$e^{-\frac{1}{x^2+y^2}}$ is $C^\infty$ and Taylor polynomial.

Question

Suppose $f\colon \mathbb{R}^2 \to \mathbb{R}$ is given by $$ f(x,y) = \begin{cases} e^{-\frac{1}{x^2+y^2}} & \textrm{ for } (x,y) \neq (0,0), \\ 0 & \textrm{ for } (x,y) = (0,0). \end{cases} $$ I'm trying to prove that it is a $C^\infty$-function on $\mathbb{R}^2$, and need to calculate the Taylorpolynomial of $f$ of order $n$.

I'm already stuck showing that it is $C^\infty$. My approach is to show that all the partial derivatives exist and are continuous. What I computed for the partial derivatives is the following: $$ D^k_1D^l_2f(x,y) = \frac{2^{k+l} x^ky^l}{(x^2+y^2)^{2k+2l}} e^{-\frac{1}{x^2+y^2}} $$ Therese are continuous outside of $(0,0)$, and for $(0,0)$ I am trying to show that $\lim_{(x,y) \to (0,0)} D^k_1D^l_2f(x,y) = 0$, but without any success. I also tried polar coordinates but I'm not sure if that works. Anyone knows how to proceed?

Answer 1

The situation is essentially the same but with less annoying notation in one dimension. Take $f(x)=\begin{cases} e^{-1/x^2} & x \neq 0 \\ 0 & x=0 \end{cases}$. Now you have the observations:

• If $x \neq 0$ then $f^{(n)}(x)=r_n(x) f(x)$ where $r_n(x)$ is a rational function whose denominator vanishes only at $x=0$.
• You evaluate $f^{(n)}(0)$ using the limit definition and show that it is zero.

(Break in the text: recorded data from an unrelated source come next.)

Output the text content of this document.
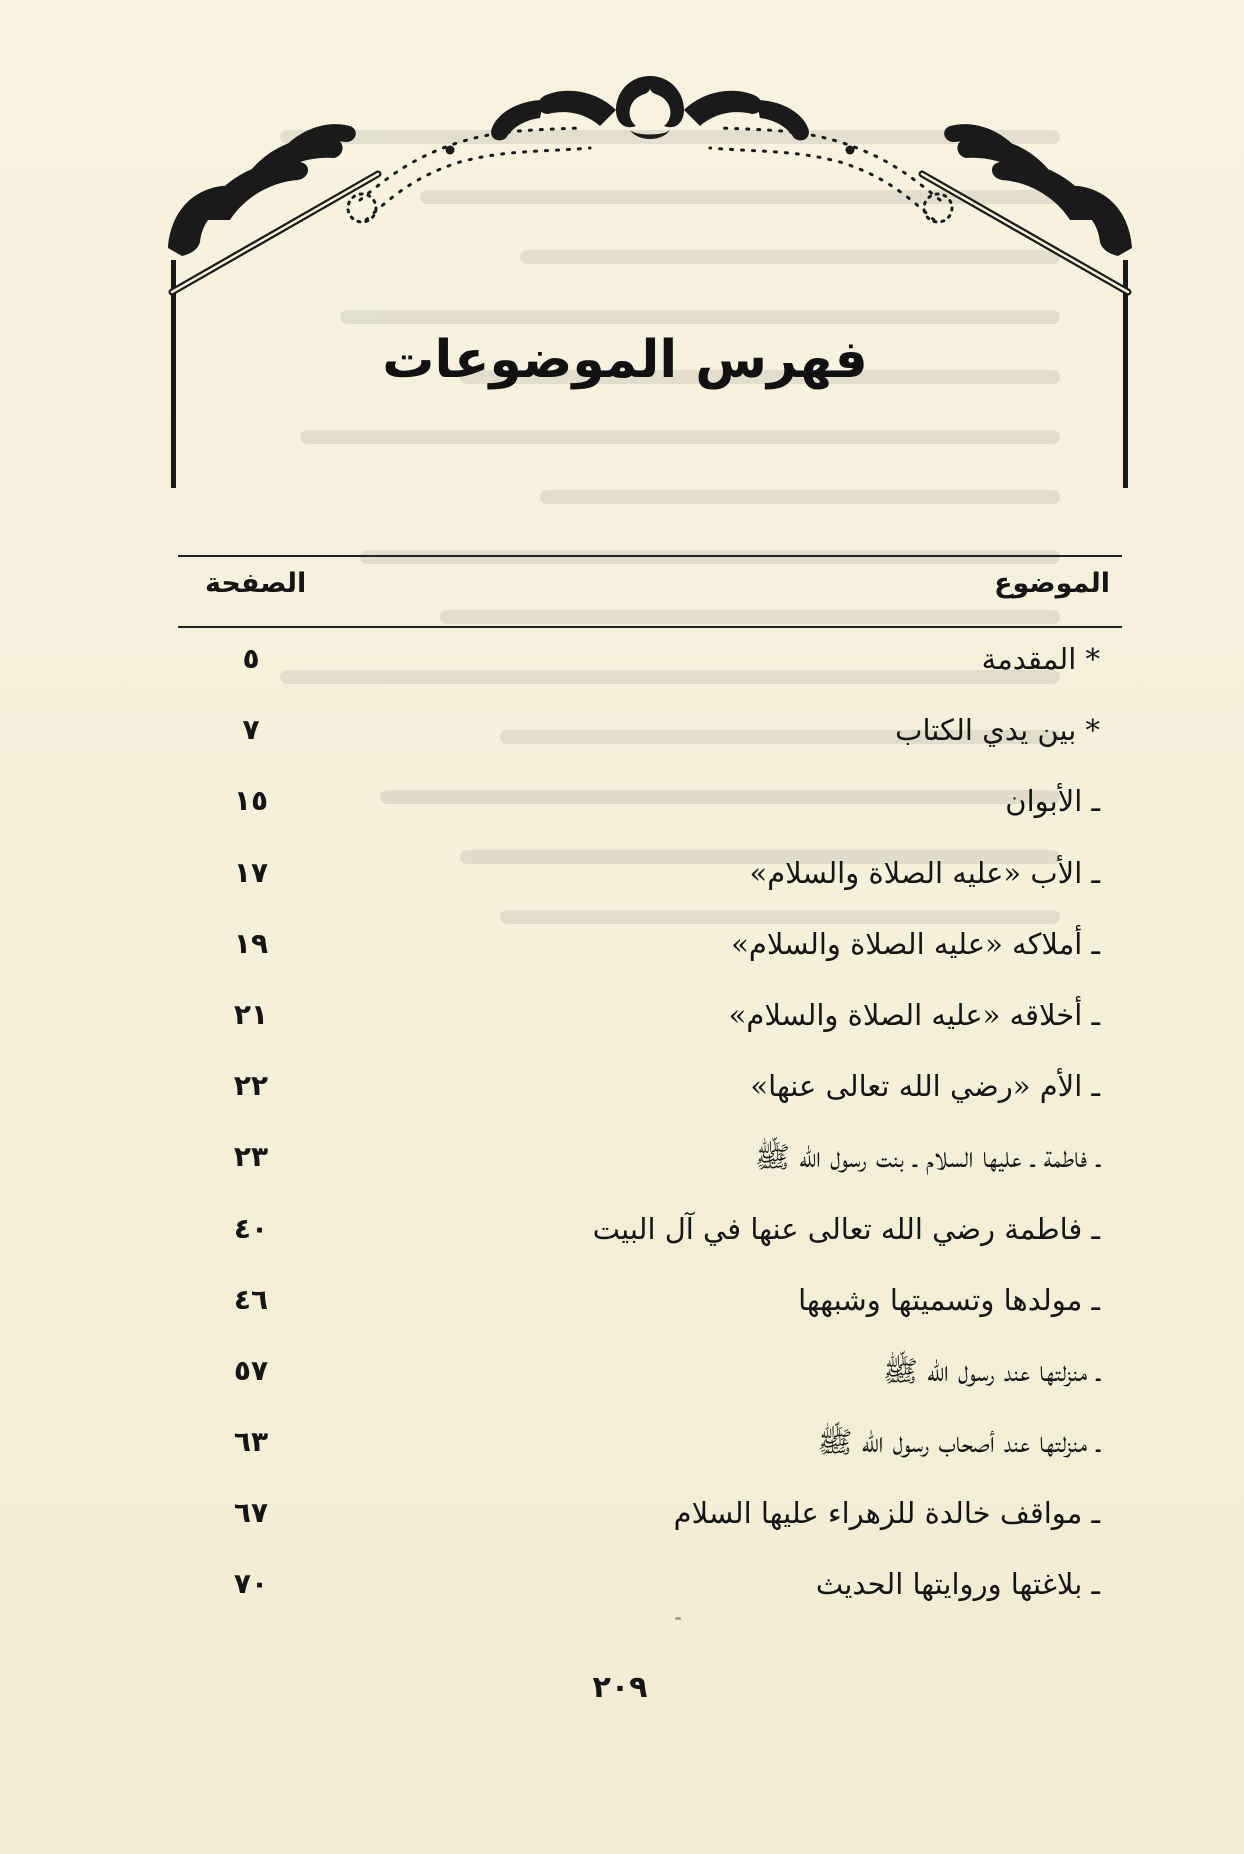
فهرس الموضوعات
الموضوع
الصفحة
* المقدمة
٥
* بين يدي الكتاب
٧
ـ الأبوان
١٥
ـ الأب «عليه الصلاة والسلام»
١٧
ـ أملاكه «عليه الصلاة والسلام»
١٩
ـ أخلاقه «عليه الصلاة والسلام»
٢١
ـ الأم «رضي الله تعالى عنها»
٢٢
ـ فاطمة ـ عليها السلام ـ بنت رسول الله ﷺ
٢٣
ـ فاطمة رضي الله تعالى عنها في آل البيت
٤٠
ـ مولدها وتسميتها وشبهها
٤٦
ـ منزلتها عند رسول الله ﷺ
٥٧
ـ منزلتها عند أصحاب رسول الله ﷺ
٦٣
ـ مواقف خالدة للزهراء عليها السلام
٦٧
ـ بلاغتها وروايتها الحديث
٧٠
٢٠٩
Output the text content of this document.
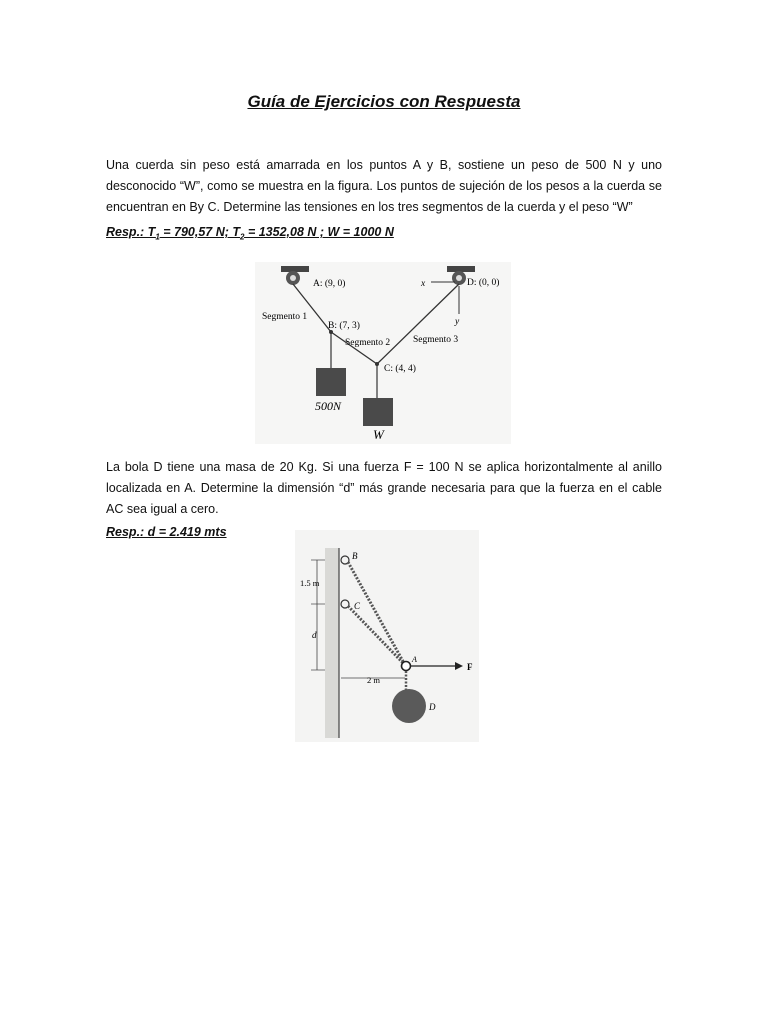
Guía de Ejercicios con Respuesta
Una cuerda sin peso está amarrada en los puntos A y B, sostiene un peso de 500 N y uno desconocido “W”, como se muestra en la figura. Los puntos de sujeción de los pesos a la cuerda se encuentran en By C. Determine las tensiones en los tres segmentos de la cuerda y el peso “W”
Resp.: $T_1 = 790,57$ N; $T_2 = 1352,08$ N ; W = 1000 N
A: (9, 0)	D: (0, 0)
x
y
Segmento 1
B: (7, 3)
Segmento 2 Segmento 3
C: (4, 4)
500N
W
La bola D tiene una masa de 20 Kg. Si una fuerza F = 100 N se aplica horizontalmente al anillo localizada en A. Determine la dimensión “d” más grande necesaria para que la fuerza en el cable AC sea igual a cero.
Resp.: d = 2.419 mts
B
C
A
F
D
1.5 m
d
2 m
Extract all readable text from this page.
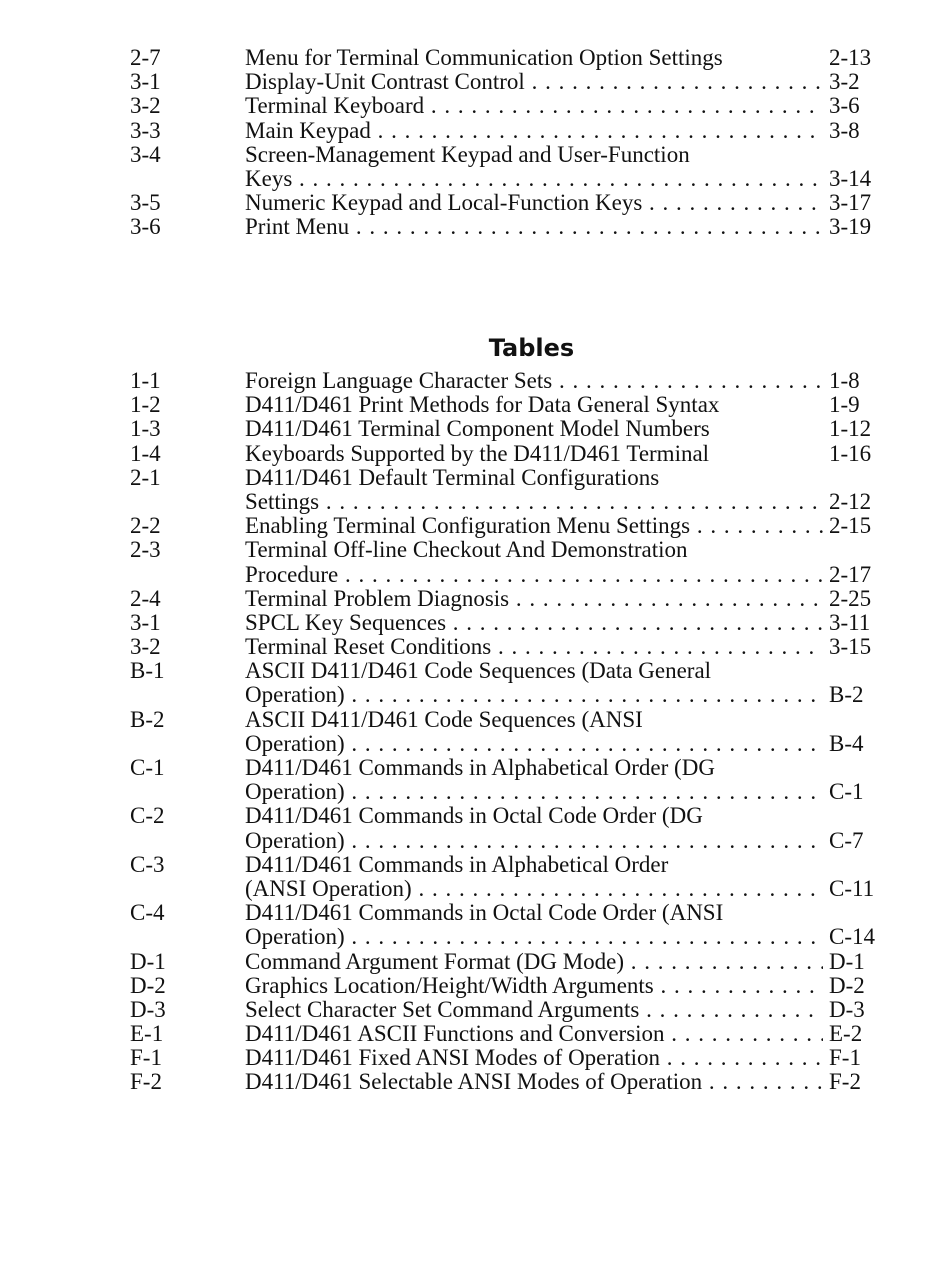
2-7	Menu for Terminal Communication Option Settings	2-13
3-1	Display-Unit Contrast Control . . .	3-2
3-2	Terminal Keyboard . . .	3-6
3-3	Main Keypad . . .	3-8
3-4	Screen-Management Keypad and User-Function
Keys . . .	3-14
3-5	Numeric Keypad and Local-Function Keys . . .	3-17
3-6	Print Menu . . .	3-19
Tables
1-1	Foreign Language Character Sets . . .	1-8
1-2	D411/D461 Print Methods for Data General Syntax	1-9
1-3	D411/D461 Terminal Component Model Numbers	1-12
1-4	Keyboards Supported by the D411/D461 Terminal	1-16
2-1	D411/D461 Default Terminal Configurations
Settings . . .	2-12
2-2	Enabling Terminal Configuration Menu Settings . . .	2-15
2-3	Terminal Off-line Checkout And Demonstration
Procedure . . .	2-17
2-4	Terminal Problem Diagnosis . . .	2-25
3-1	SPCL Key Sequences . . .	3-11
3-2	Terminal Reset Conditions . . .	3-15
B-1	ASCII D411/D461 Code Sequences (Data General
Operation) . . .	B-2
B-2	ASCII D411/D461 Code Sequences (ANSI
Operation) . . .	B-4
C-1	D411/D461 Commands in Alphabetical Order (DG
Operation) . . .	C-1
C-2	D411/D461 Commands in Octal Code Order (DG
Operation) . . .	C-7
C-3	D411/D461 Commands in Alphabetical Order
(ANSI Operation) . . .	C-11
C-4	D411/D461 Commands in Octal Code Order (ANSI
Operation) . . .	C-14
D-1	Command Argument Format (DG Mode) . . .	D-1
D-2	Graphics Location/Height/Width Arguments . . .	D-2
D-3	Select Character Set Command Arguments . . .	D-3
E-1	D411/D461 ASCII Functions and Conversion . . .	E-2
F-1	D411/D461 Fixed ANSI Modes of Operation . . .	F-1
F-2	D411/D461 Selectable ANSI Modes of Operation . . .	F-2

To prove these you will want the observation:

• $p(x) e^{-x} \to 0$ as $x \to \infty$ for any polynomial $p$.

To extend to your situation you can just compose with $(x,y) \mapsto x^2+y^2$ which is easily seen to be $C^\infty$.

Answer 2

You will save some effort if you express $f$ as $g\circ h$, with$$\begin{array}{rccc}g\colon&\mathbb{R}&\longrightarrow&\mathbb R\\&x&\mapsto&\begin{cases}e^{-\frac1{x^2}}&\text{ if }x\neq0\\0&\text{ if }x=0\end{cases}\end{array}$$and$$\begin{array}{rccc}h\colon&\mathbb{R}^2&\longrightarrow&\mathbb R\\&(x,y)&\mapsto&x^2+y^2\end{array}.$$CLearly, $h$ is a $C^\infty$ functions and thereofre if you prove that $g$ is $C^\infty$ too, then $f$ will be $C^\infty$. Now, prove that $(\forall n\in\mathbb{N}):\lim_{x\to0}g^{(n)}(x)=0$. It will follow from this that $f$ is indeed $C^\infty$ and that its Taylor polynomial of any order is the null polynomial.